If we summarize the common features shared by the three poets included in the Anthology, Bak Mok-wol, Jo Ji-hun and Bak Du-jin, we discover the following： as they celebrate nature and express Korean sentiments through nature, they introduce an awareness of a break with the burdens of a colonized nation. They also reveal a postcolonial desire to quit the diseased territories polluted by imperialism and return to nature as it was prior to pollution and disease. They also introduce, as a shared characteristic, the claim that they are constructing an alternative form of nature, an imaginary Utopia, as a method of casting off the pollution of imperialism.
However, from the viewpoint of postcolonial methodology, each of the three poets is distinct in literary terms. Bak Mok-wol, confronted with a desire for a geographical transformation of the land colonized by imperialism, resists imperialism by creating an imaginary geography as a form of cultural resistance. One characteristic of his poetry is the way it is influenced by folk song rhythms, with 3 feet in a line, divided into 7/5 syllables. By means of this traditional rhythm, he stresses the rural order in his poetry, and by evoking imaginary localities in various poems he exhibits a decolonializing resistance, transforming the Korean landscape that had been pillaged by Japanese imperialism into “the heart’s map,” “vision’s map，” “an imaginary Utopia.” This decolonizing strategy is similar to that found in Yeats’ “Innisfree.” Jo Ji-hun introduces in various poems a postcolonial resistance that sets out to restore and preserve the original forms of Korean culture, that had been changed and polluted by Japan. Bak Du- jin introduces a view of nature and poetic rhythms that are very different from the other two poets. Unlike the traditional rhythms of the other two, he uses a prosaic style, while by a breathless sequence of nouns, and the use of repeated nouns and clauses, he show a powerful sense of rhythm and stress. In Bak Tu-jin’s poems, nature is not a metaphor for the refashioning of a colonial reality or for an occupied homeland. Rather it is a space of liberation, of rejoicingat the return of a Messiah, like that manifested by the prophets such as Isaiah or Jeremiah in the Old Testament. He is not confined in a nationalistic imagination, but by means of the globalistic image of human salvation proposed by Christianity he expresses a narrative of liberation in opposition to colonialism.
Hitherto, many critics have read the Anthology as a volume of nature poems, of pure poetry, but here it is read as poetry of postcolonial cultural resistance. Seen from the viewpoint of Edward Said, who criticizes cultural indigenization or nationalism, saying “they confine themselves to an inferior place created by the imperialists, casting aaway the historical world for a sad narcissism praising their own integrity and an essential narcissism，” it is the poems of Bak Tu-jin, rather than the works of Bak Mok-wol or Jo Ji-hun, that transcend nationalism and cultural indigenization and come closer to a narrative of decolonializing liberation, expressing a universal ideal.

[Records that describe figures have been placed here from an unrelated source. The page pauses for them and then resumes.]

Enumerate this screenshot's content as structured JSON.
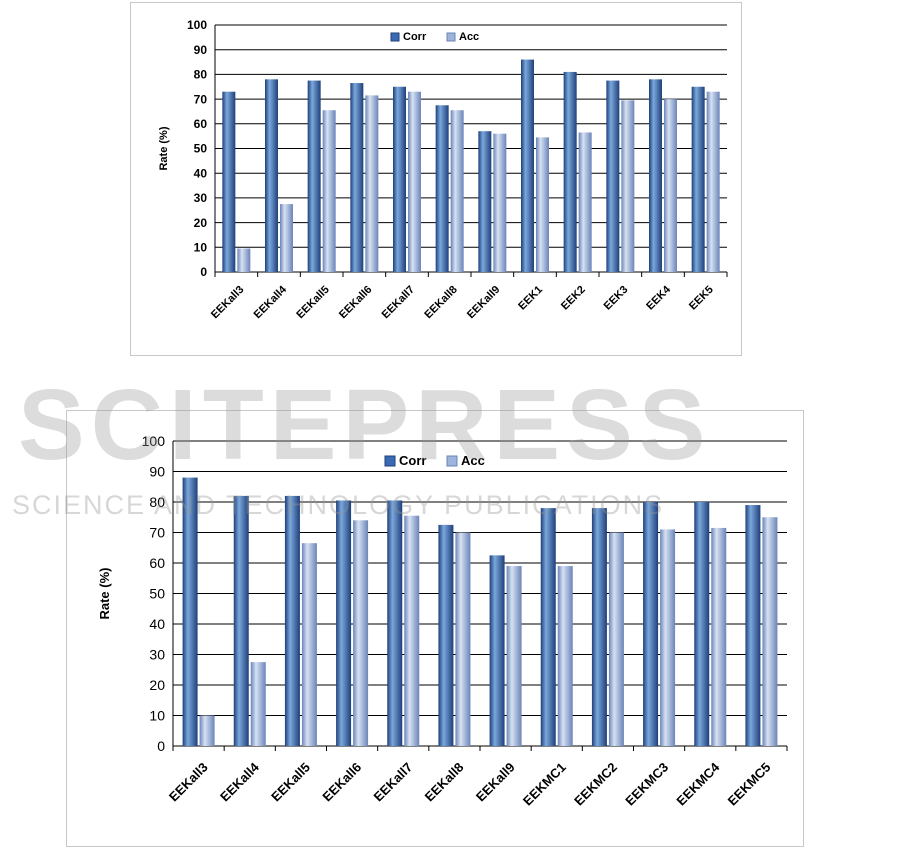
{
  "colors": {
    "corr_light": "#7aa8dc",
    "corr": "#3a6ab4",
    "corr_dark": "#1f3f7a",
    "acc_light": "#d6e2f3",
    "acc": "#9db4dd",
    "acc_dark": "#6b84b8",
    "grid": "#000000",
    "text": "#000000"
  },
  "watermark": {
    "title": "SCITEPRESS",
    "subtitle": "SCIENCE AND TECHNOLOGY PUBLICATIONS"
  },
  "chart_data": [
    {
      "type": "bar",
      "categories": [
        "EEKall3",
        "EEKall4",
        "EEKall5",
        "EEKall6",
        "EEKall7",
        "EEKall8",
        "EEKall9",
        "EEK1",
        "EEK2",
        "EEK3",
        "EEK4",
        "EEK5"
      ],
      "series": [
        {
          "name": "Corr",
          "values": [
            73,
            78,
            77.5,
            76.5,
            75,
            67.5,
            57,
            86,
            81,
            77.5,
            78,
            75
          ]
        },
        {
          "name": "Acc",
          "values": [
            9.5,
            27.5,
            65.5,
            71.5,
            73,
            65.5,
            56,
            54.5,
            56.5,
            69.5,
            70,
            73
          ]
        }
      ],
      "ylabel": "Rate (%)",
      "ylim": [
        0,
        100
      ],
      "yticks": [
        0,
        10,
        20,
        30,
        40,
        50,
        60,
        70,
        80,
        90,
        100
      ],
      "grid": true,
      "legend": "top-center"
    },
    {
      "type": "bar",
      "categories": [
        "EEKall3",
        "EEKall4",
        "EEKall5",
        "EEKall6",
        "EEKall7",
        "EEKall8",
        "EEKall9",
        "EEKMC1",
        "EEKMC2",
        "EEKMC3",
        "EEKMC4",
        "EEKMC5"
      ],
      "series": [
        {
          "name": "Corr",
          "values": [
            88,
            82,
            82,
            80.5,
            80.5,
            72.5,
            62.5,
            78,
            78,
            80,
            80,
            79
          ]
        },
        {
          "name": "Acc",
          "values": [
            10,
            27.5,
            66.5,
            74,
            75.5,
            70,
            59,
            59,
            70,
            71,
            71.5,
            75
          ]
        }
      ],
      "ylabel": "Rate (%)",
      "ylim": [
        0,
        100
      ],
      "yticks": [
        0,
        10,
        20,
        30,
        40,
        50,
        60,
        70,
        80,
        90,
        100
      ],
      "grid": true,
      "legend": "top-center"
    }
  ]
}
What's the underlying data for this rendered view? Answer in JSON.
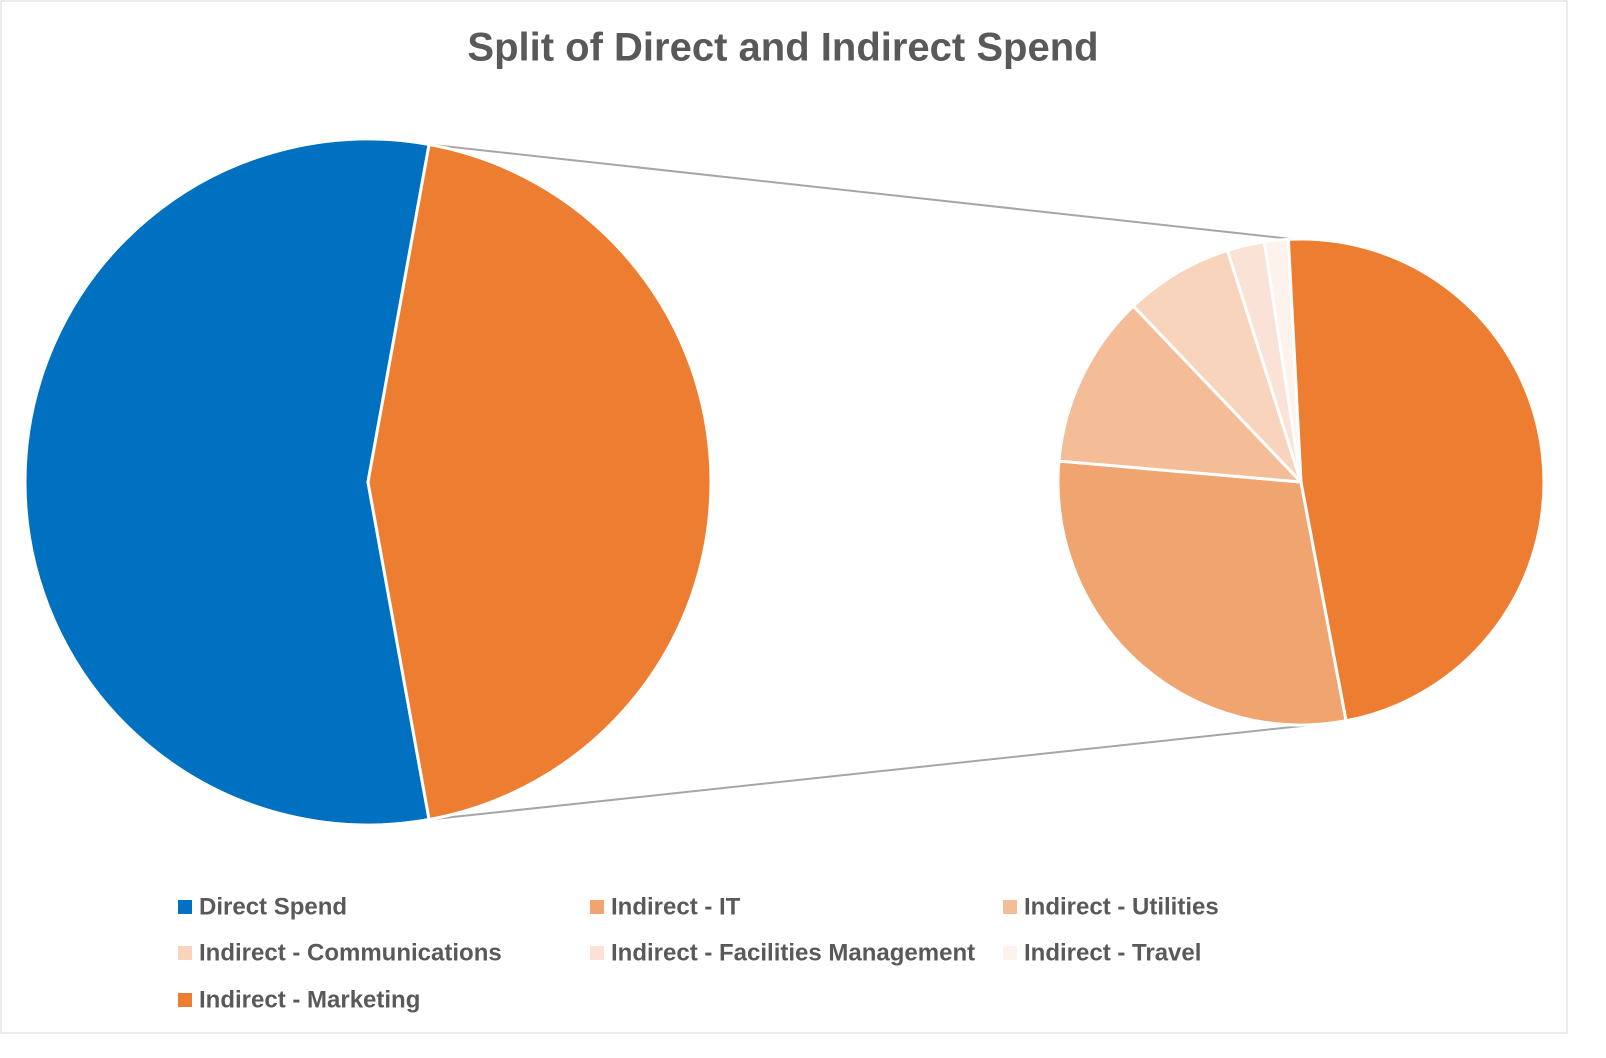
{
  "chart_data": {
    "type": "pie",
    "title": "Split of Direct and Indirect Spend",
    "categories": [
      "Direct Spend",
      "Indirect - IT",
      "Indirect - Utilities",
      "Indirect - Communications",
      "Indirect - Facilities Management",
      "Indirect - Travel",
      "Indirect - Marketing"
    ],
    "values": [
      55.7,
      13.0,
      5.1,
      3.2,
      1.1,
      0.7,
      21.2
    ],
    "colors": [
      "#0070C0",
      "#F0A571",
      "#F4BD98",
      "#F8D4BC",
      "#FAE3D6",
      "#FDF2EC",
      "#ED7D31"
    ]
  }
}
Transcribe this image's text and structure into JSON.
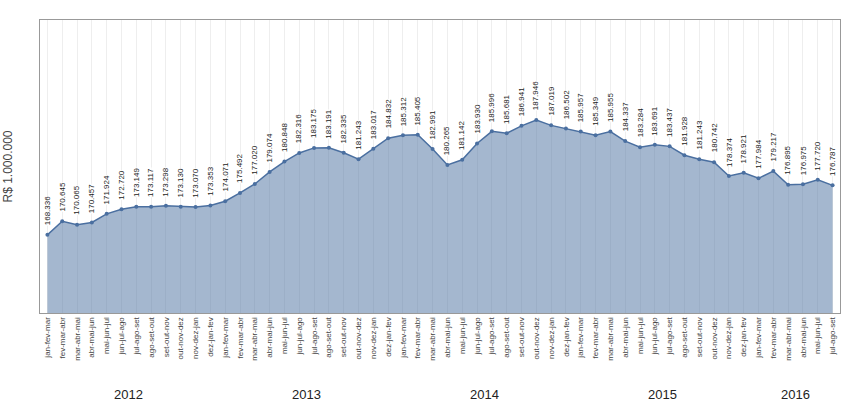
{
  "chart_data": {
    "type": "line",
    "ylabel": "R$ 1.000.000",
    "categories": [
      "jan-fev-mar",
      "fev-mar-abr",
      "mar-abr-mai",
      "abr-mai-jun",
      "mai-jun-jul",
      "jun-jul-ago",
      "jul-ago-set",
      "ago-set-out",
      "set-out-nov",
      "out-nov-dez",
      "nov-dez-jan",
      "dez-jan-fev",
      "jan-fev-mar",
      "fev-mar-abr",
      "mar-abr-mai",
      "abr-mai-jun",
      "mai-jun-jul",
      "jun-jul-ago",
      "jul-ago-set",
      "ago-set-out",
      "set-out-nov",
      "out-nov-dez",
      "nov-dez-jan",
      "dez-jan-fev",
      "jan-fev-mar",
      "fev-mar-abr",
      "mar-abr-mai",
      "abr-mai-jun",
      "mai-jun-jul",
      "jun-jul-ago",
      "jul-ago-set",
      "ago-set-out",
      "set-out-nov",
      "out-nov-dez",
      "nov-dez-jan",
      "dez-jan-fev",
      "jan-fev-mar",
      "fev-mar-abr",
      "mar-abr-mai",
      "abr-mai-jun",
      "mai-jun-jul",
      "jun-jul-ago",
      "jul-ago-set",
      "ago-set-out",
      "set-out-nov",
      "out-nov-dez",
      "nov-dez-jan",
      "dez-jan-fev",
      "jan-fev-mar",
      "fev-mar-abr",
      "mar-abr-mai",
      "abr-mai-jun",
      "mai-jun-jul",
      "jul-ago-set"
    ],
    "values": [
      168336,
      170645,
      170065,
      170457,
      171924,
      172720,
      173149,
      173117,
      173298,
      173130,
      173070,
      173353,
      174071,
      175492,
      177020,
      179074,
      180848,
      182316,
      183175,
      183191,
      182335,
      181243,
      183017,
      184832,
      185312,
      185405,
      182991,
      180265,
      181142,
      183930,
      185996,
      185681,
      186941,
      187946,
      187019,
      186502,
      185957,
      185349,
      185955,
      184337,
      183284,
      183691,
      183437,
      181928,
      181243,
      180742,
      178374,
      178921,
      177984,
      179217,
      176895,
      176975,
      177720,
      176787
    ],
    "value_labels": [
      "168.336",
      "170.645",
      "170.065",
      "170.457",
      "171.924",
      "172.720",
      "173.149",
      "173.117",
      "173.298",
      "173.130",
      "173.070",
      "173.353",
      "174.071",
      "175.492",
      "177.020",
      "179.074",
      "180.848",
      "182.316",
      "183.175",
      "183.191",
      "182.335",
      "181.243",
      "183.017",
      "184.832",
      "185.312",
      "185.405",
      "182.991",
      "180.265",
      "181.142",
      "183.930",
      "185.996",
      "185.681",
      "186.941",
      "187.946",
      "187.019",
      "186.502",
      "185.957",
      "185.349",
      "185.955",
      "184.337",
      "183.284",
      "183.691",
      "183.437",
      "181.928",
      "181.243",
      "180.742",
      "178.374",
      "178.921",
      "177.984",
      "179.217",
      "176.895",
      "176.975",
      "177.720",
      "176.787"
    ],
    "annotations": [
      {
        "text": "2012",
        "x": 5.5
      },
      {
        "text": "2013",
        "x": 17.5
      },
      {
        "text": "2014",
        "x": 29.5
      },
      {
        "text": "2015",
        "x": 41.5
      },
      {
        "text": "2016",
        "x": 50.5
      }
    ],
    "color": "#4a6fa0",
    "ylim": [
      155000,
      205000
    ],
    "grid": true,
    "data_labels": true,
    "tick_labels": "x"
  }
}
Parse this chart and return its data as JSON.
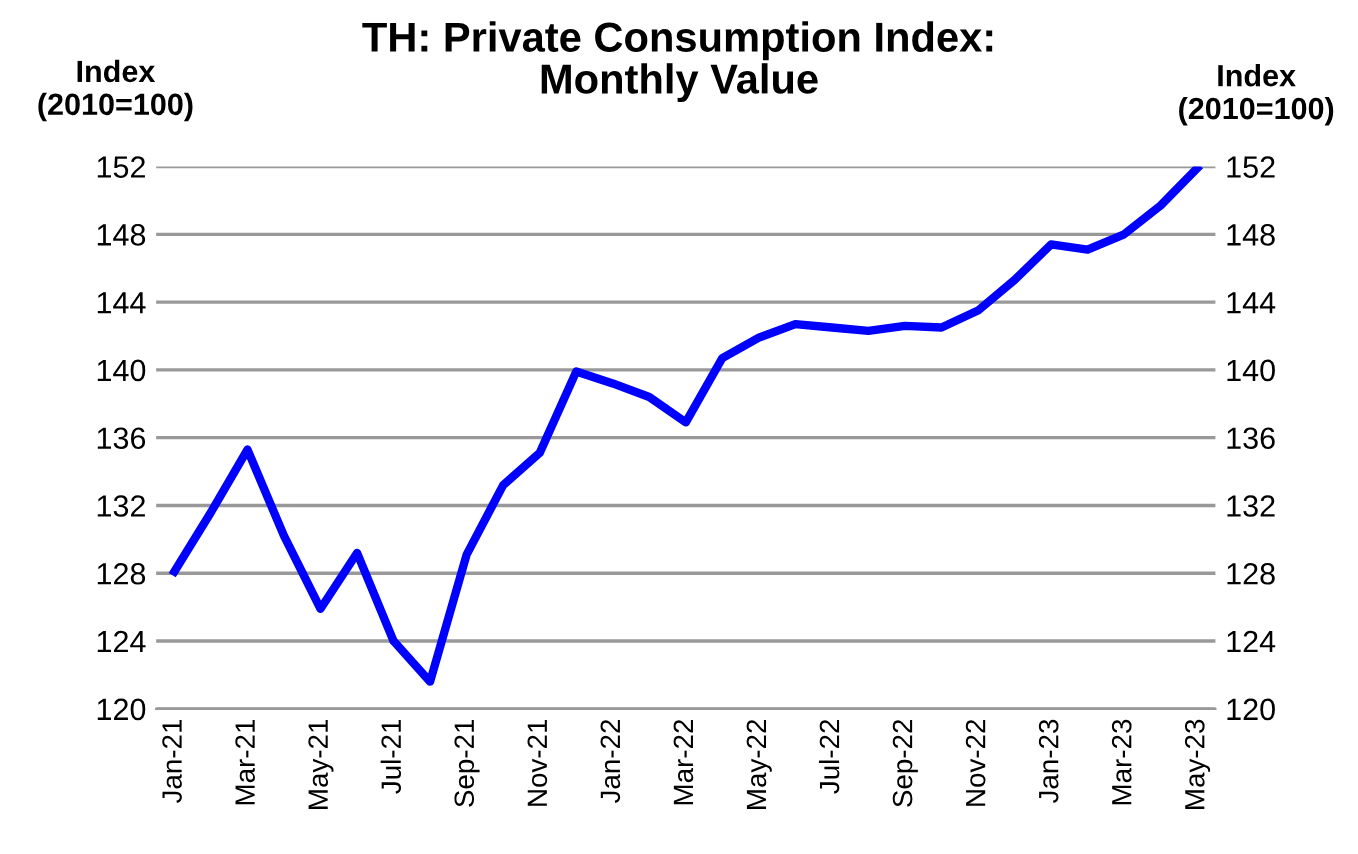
{
  "chart_data": {
    "type": "line",
    "title": "TH: Private Consumption Index:\nMonthly Value",
    "ylabel": "Index\n(2010=100)",
    "y2label": "Index\n(2010=100)",
    "categories": [
      "Jan-21",
      null,
      "Mar-21",
      null,
      "May-21",
      null,
      "Jul-21",
      null,
      "Sep-21",
      null,
      "Nov-21",
      null,
      "Jan-22",
      null,
      "Mar-22",
      null,
      "May-22",
      null,
      "Jul-22",
      null,
      "Sep-22",
      null,
      "Nov-22",
      null,
      "Jan-23",
      null,
      "Mar-23",
      null,
      "May-23"
    ],
    "series": [
      {
        "color": "#0000ff",
        "values": [
          128.1,
          131.6,
          135.3,
          130.2,
          125.9,
          129.2,
          124.0,
          121.6,
          129.1,
          133.2,
          135.1,
          139.9,
          139.2,
          138.4,
          136.9,
          140.7,
          141.9,
          142.7,
          142.5,
          142.3,
          142.6,
          142.5,
          143.5,
          145.3,
          147.4,
          147.1,
          148.0,
          149.7,
          151.9
        ]
      }
    ],
    "ylim": [
      120,
      152
    ],
    "yticks": [
      120,
      124,
      128,
      132,
      136,
      140,
      144,
      148,
      152
    ],
    "y2lim": [
      120,
      152
    ],
    "y2ticks": [
      120,
      124,
      128,
      132,
      136,
      140,
      144,
      148,
      152
    ],
    "grid": "y",
    "marker": "none",
    "line_style": "solid"
  }
}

However, we may conclude that, insofar as the Anthology, composed in the very particular moment of the ‘colonial aftermath/ was composed with a strong postcolonizing desire, setting out to erase the pollution of colonial rule, restoring and preserving the Korean people’s cultural integrity from the time before colonial domination, all three poets can be said to manifest a decolonizing desire.